I am trying to implement a code that reads a csv file, creates a data frame out of it, and then tags each row the name of the key, if one of the columns in that row contains the same string as in the key of the dataframe.
As an example, I have the following dictionary defined:
Sdiction={
"Mgage" : ["ABC Gage","XYZ Gage"],
"Rate" : ["deg/min","rad/s","rpm"]}
And I have the following dataframe:
Col A | Col B | Col C | Col D |
---|---|---|---|
1 | 30 | ABC Gage | |
2 | 45 | deg/min | |
3 | 150 | Gage |
I want to tag Col D for each row as
Row 1 - Col D = Mgage (since ABC Gage exists in the key Mgage)
Row 2 - Col D = Rate (Since deg/min exists in the key Rate)
Row 3 - Col D = Mgage (since the string Gage exists in the key Mgage, albeit partially)
Expected output:
Col A | Col B | Col C | Col D |
---|---|---|---|
1 | 30 | ABC Gage | Mgage |
2 | 45 | deg/min | Rate |
3 | 150 | Gage | Mgage |
I am trying to figure out how to implement this part, have not yet implemented it, and therefore need help.
Using a regex match:
import re
s = df['Col C'].str.casefold()
pattern = '(%s)' % '|'.join(map(re.escape, s))
# '(abc\\ gage|deg/min|gage)'
# reverse dictionary
tmp = pd.Series({v.casefold(): k for k, l in Sdiction.items()

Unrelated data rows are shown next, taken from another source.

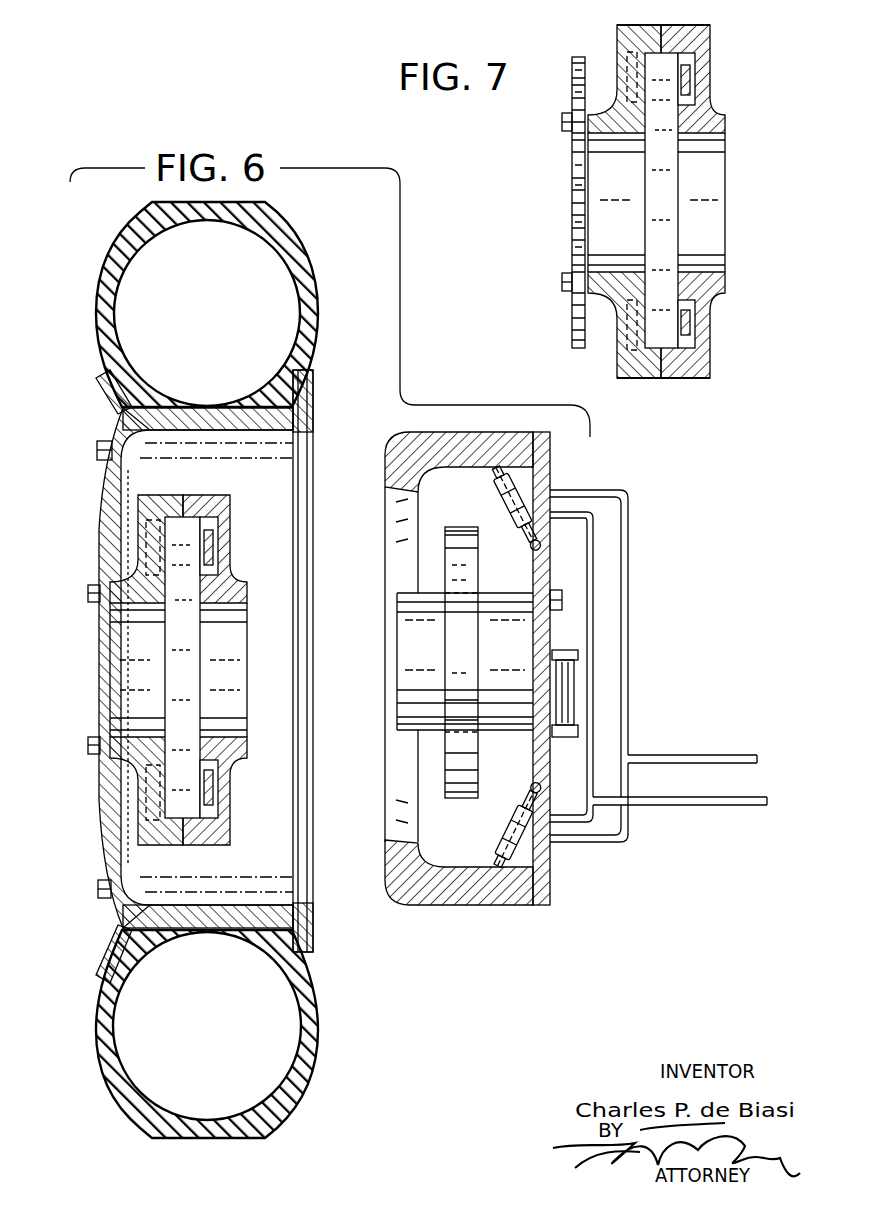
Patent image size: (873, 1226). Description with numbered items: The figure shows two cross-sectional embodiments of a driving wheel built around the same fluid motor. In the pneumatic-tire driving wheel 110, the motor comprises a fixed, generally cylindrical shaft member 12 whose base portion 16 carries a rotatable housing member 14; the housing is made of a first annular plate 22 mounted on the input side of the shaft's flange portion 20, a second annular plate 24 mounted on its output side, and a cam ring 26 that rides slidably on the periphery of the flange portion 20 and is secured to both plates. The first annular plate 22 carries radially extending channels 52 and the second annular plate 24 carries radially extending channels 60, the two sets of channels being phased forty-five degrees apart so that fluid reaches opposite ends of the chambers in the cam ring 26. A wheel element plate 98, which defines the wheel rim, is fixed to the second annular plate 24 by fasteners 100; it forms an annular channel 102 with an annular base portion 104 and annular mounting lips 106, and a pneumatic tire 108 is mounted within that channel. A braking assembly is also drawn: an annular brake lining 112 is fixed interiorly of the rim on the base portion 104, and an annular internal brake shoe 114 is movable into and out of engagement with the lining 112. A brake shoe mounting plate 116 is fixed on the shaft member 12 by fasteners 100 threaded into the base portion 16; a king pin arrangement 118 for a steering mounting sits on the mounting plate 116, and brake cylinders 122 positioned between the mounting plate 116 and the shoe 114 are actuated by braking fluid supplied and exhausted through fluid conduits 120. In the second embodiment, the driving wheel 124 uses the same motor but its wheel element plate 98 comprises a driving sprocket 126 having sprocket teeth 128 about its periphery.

In FIG. 6, the shaft member 12 is at (405, 729).
In FIG. 6, the housing member 14 is at (255, 682).
In FIG. 7, the housing member 14 is at (726, 225).
In FIG. 6, the base portion 16 is at (405, 652).
In FIG. 6, the flange portion 20 is at (468, 533).
In FIG. 6, the first annular plate 22 is at (228, 605).
In FIG. 7, the first annular plate 22 is at (713, 40).
In FIG. 6, the second annular plate 24 is at (143, 605).
In FIG. 7, the second annular plate 24 is at (617, 134).
In FIG. 6, the cam ring 26 is at (185, 496).
In FIG. 7, the cam ring 26 is at (662, 25).
In FIG. 6, the radially extending channels 52 is at (203, 528).
In FIG. 7, the radially extending channels 52 is at (690, 63).
In FIG. 6, the radially extending channels 60 is at (148, 547).
In FIG. 7, the radially extending channels 60 is at (627, 62).
In FIG. 6, the wheel element plate 98 is at (98, 673).
In FIG. 7, the wheel element plate 98 is at (572, 230).
In FIG. 6, the fasteners 100 is at (95, 592).
In FIG. 7, the fasteners 100 is at (562, 285).
In FIG. 6, the annular channel 102 is at (210, 387).
In FIG. 6, the annular base portion 104 is at (207, 395).
In FIG. 6, the annular mounting lips 106 is at (100, 386).
In FIG. 6, the pneumatic tire 108 is at (310, 268).
In FIG. 6, the driving wheel 110 is at (353, 435).
In FIG. 6, the annular brake lining 112 is at (253, 433).
In FIG. 6, the annular internal brake shoe 114 is at (400, 462).
In FIG. 6, the brake shoe mounting plate 116 is at (543, 478).
In FIG. 6, the king pin arrangement 118 is at (573, 653).
In FIG. 6, the fluid conduits 120 is at (693, 800).
In FIG. 6, the brake cylinders 122 is at (515, 522).
In FIG. 7, the driving wheel 124 is at (553, 207).
In FIG. 7, the driving sprocket 126 is at (570, 168).
In FIG. 7, the sprocket teeth 128 is at (572, 63).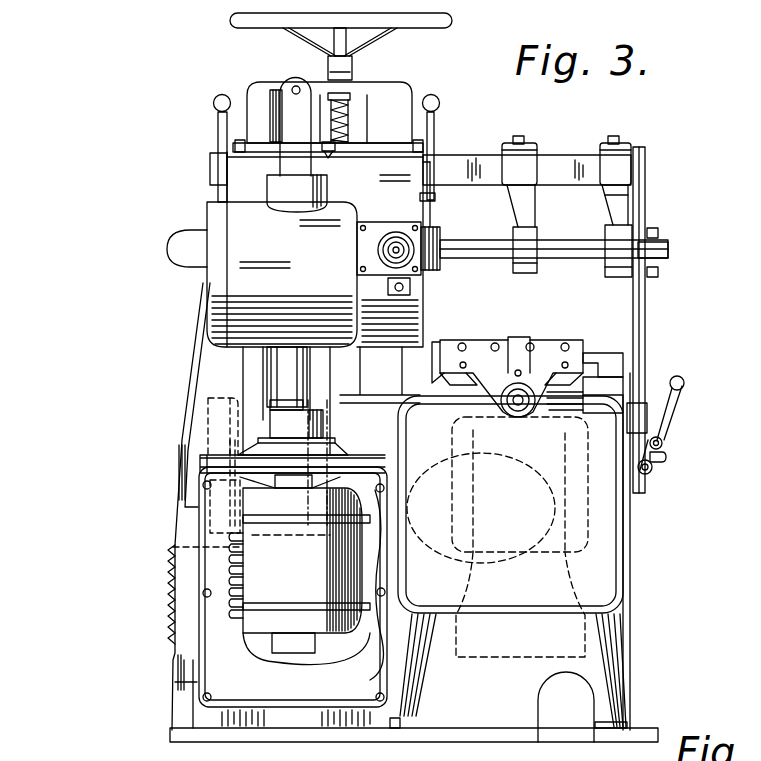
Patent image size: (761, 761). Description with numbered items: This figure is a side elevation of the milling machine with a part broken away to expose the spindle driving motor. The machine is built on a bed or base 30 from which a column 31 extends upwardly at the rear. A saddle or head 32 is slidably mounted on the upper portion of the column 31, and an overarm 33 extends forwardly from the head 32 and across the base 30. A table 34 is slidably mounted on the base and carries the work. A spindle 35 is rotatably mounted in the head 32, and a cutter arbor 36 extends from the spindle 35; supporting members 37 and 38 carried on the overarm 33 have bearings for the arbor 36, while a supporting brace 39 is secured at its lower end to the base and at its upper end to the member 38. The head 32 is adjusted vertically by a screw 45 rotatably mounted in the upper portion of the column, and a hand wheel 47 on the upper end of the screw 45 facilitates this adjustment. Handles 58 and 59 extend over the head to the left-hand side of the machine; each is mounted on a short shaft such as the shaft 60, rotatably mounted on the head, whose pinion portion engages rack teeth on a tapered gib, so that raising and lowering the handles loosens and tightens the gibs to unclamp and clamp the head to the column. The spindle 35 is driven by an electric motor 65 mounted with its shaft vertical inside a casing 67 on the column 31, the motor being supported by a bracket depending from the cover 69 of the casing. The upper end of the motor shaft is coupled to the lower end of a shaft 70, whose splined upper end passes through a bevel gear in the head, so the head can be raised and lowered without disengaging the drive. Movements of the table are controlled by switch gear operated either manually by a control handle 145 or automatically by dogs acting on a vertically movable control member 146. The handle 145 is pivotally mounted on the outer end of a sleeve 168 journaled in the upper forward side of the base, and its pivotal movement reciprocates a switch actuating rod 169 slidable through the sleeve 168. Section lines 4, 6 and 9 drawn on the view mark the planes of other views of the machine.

The section line 4- 4 is at (167, 248).
The section line 6- 6 is at (350, 13).
The section line 9- 9 is at (520, 600).
The base 30 is at (572, 670).
The column 31 is at (198, 383).
The head 32 is at (405, 173).
The overarm 33 is at (482, 163).
The table 34 is at (572, 343).
The spindle 35 is at (433, 272).
The cutter arbor 36 is at (492, 254).
The supporting member 37 is at (527, 215).
The supporting member 38 is at (617, 205).
The supporting brace 39 is at (645, 335).
The screw 45 is at (351, 126).
The hand wheel 47 is at (452, 22).
The handle 58 is at (436, 96).
The handle 59 is at (213, 103).
The short shaft 60 is at (412, 752).
The electric motor 65 is at (299, 532).
The casing 67 is at (200, 558).
The cover 69 is at (222, 455).
The shaft 70 is at (295, 355).
The manual control handle 145 is at (668, 410).
The vertically movable member 146 is at (612, 362).
The sleeve 168 is at (650, 470).
The switch actuating rod 169 is at (666, 459).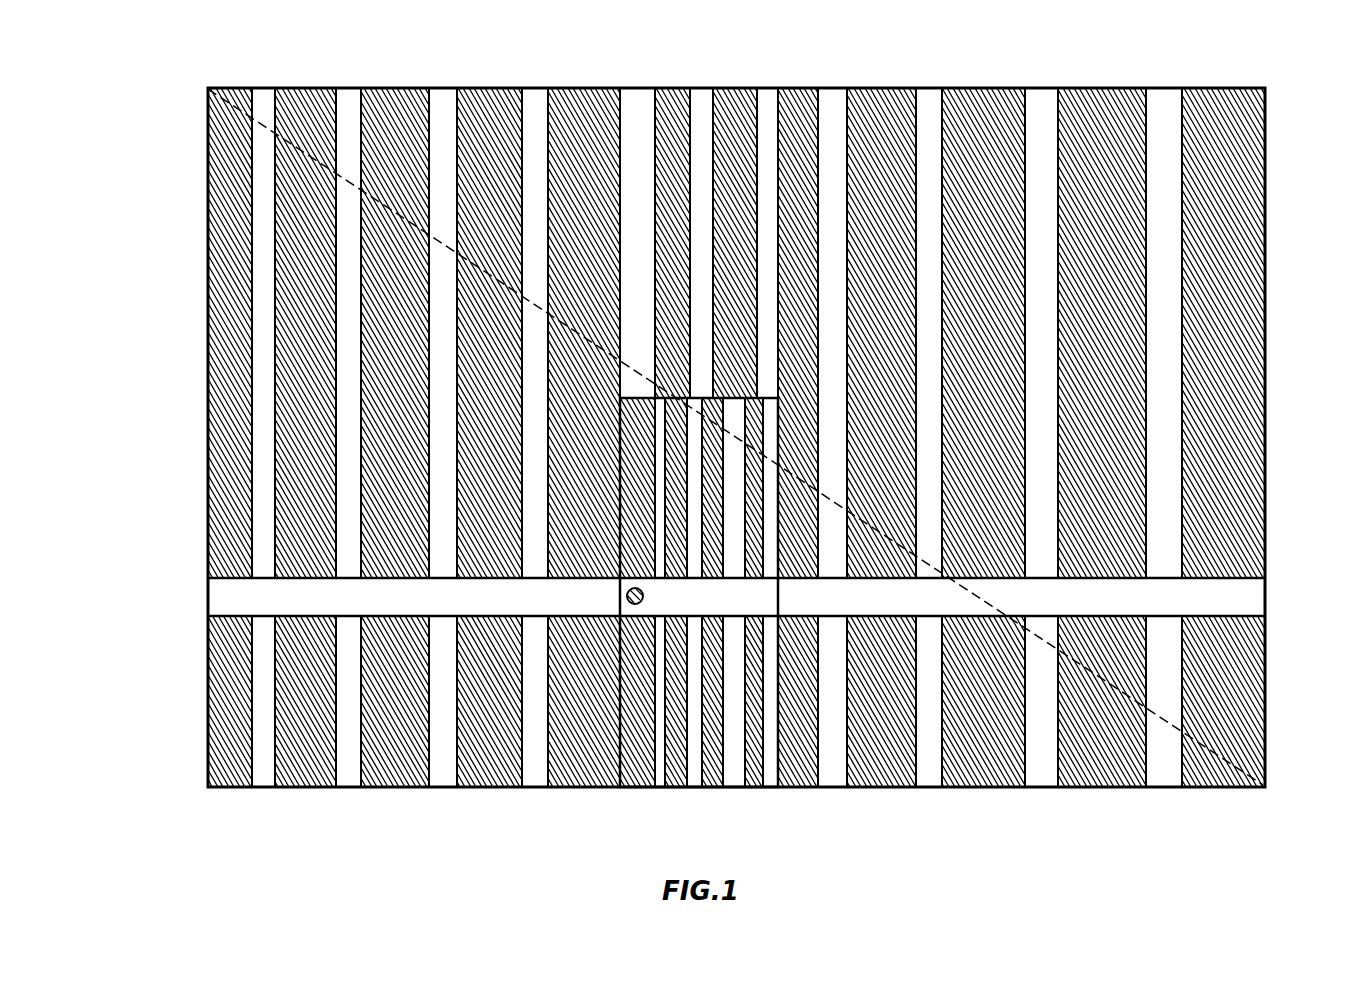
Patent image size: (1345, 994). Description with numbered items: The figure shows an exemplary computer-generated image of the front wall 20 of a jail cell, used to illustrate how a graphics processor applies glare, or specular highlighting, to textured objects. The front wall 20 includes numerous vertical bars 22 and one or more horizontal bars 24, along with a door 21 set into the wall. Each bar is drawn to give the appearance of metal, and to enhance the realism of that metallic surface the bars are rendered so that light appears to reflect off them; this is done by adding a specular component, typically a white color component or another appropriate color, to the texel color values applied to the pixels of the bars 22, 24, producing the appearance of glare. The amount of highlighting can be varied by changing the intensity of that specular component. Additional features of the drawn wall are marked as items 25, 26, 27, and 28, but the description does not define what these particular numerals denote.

The front wall 20 is at (296, 76).
The door 21 is at (699, 618).
The vertical bars 22 is at (236, 415).
The horizontal bars 24 is at (707, 584).
The hatched strip 25 is at (1094, 414).
The hatched strip 26 is at (292, 465).
The hatched strip 27 is at (571, 414).
The diagonal reference line 28 is at (767, 437).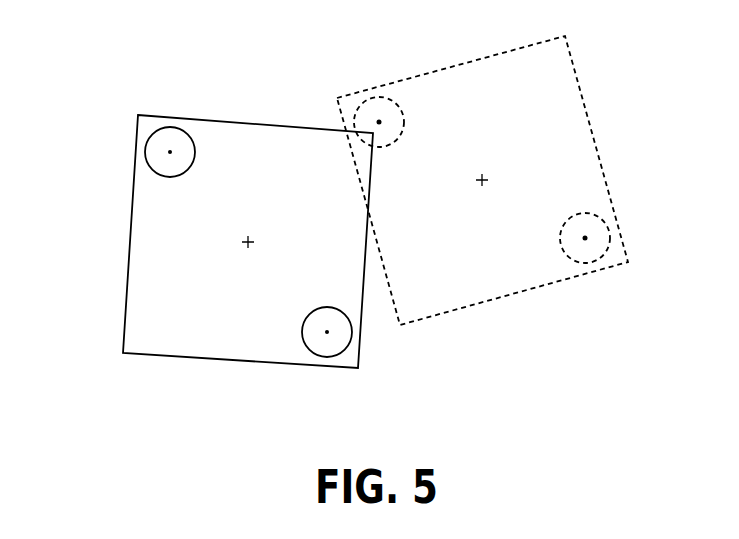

for v in l}, name='ref').reset_index()
# extract first match, map reference key
df['Col D'] = s.map(tmp.assign(match=tmp['index'].str.extract(pattern))
.dropna(subset=['match'])
.set_index('match')['ref']
)
Output:
Col A Col B Col C Col D
0 1 30 ABC Gage Mgage
1 2 45 deg/min Rate
2 3 150 Gage Mgage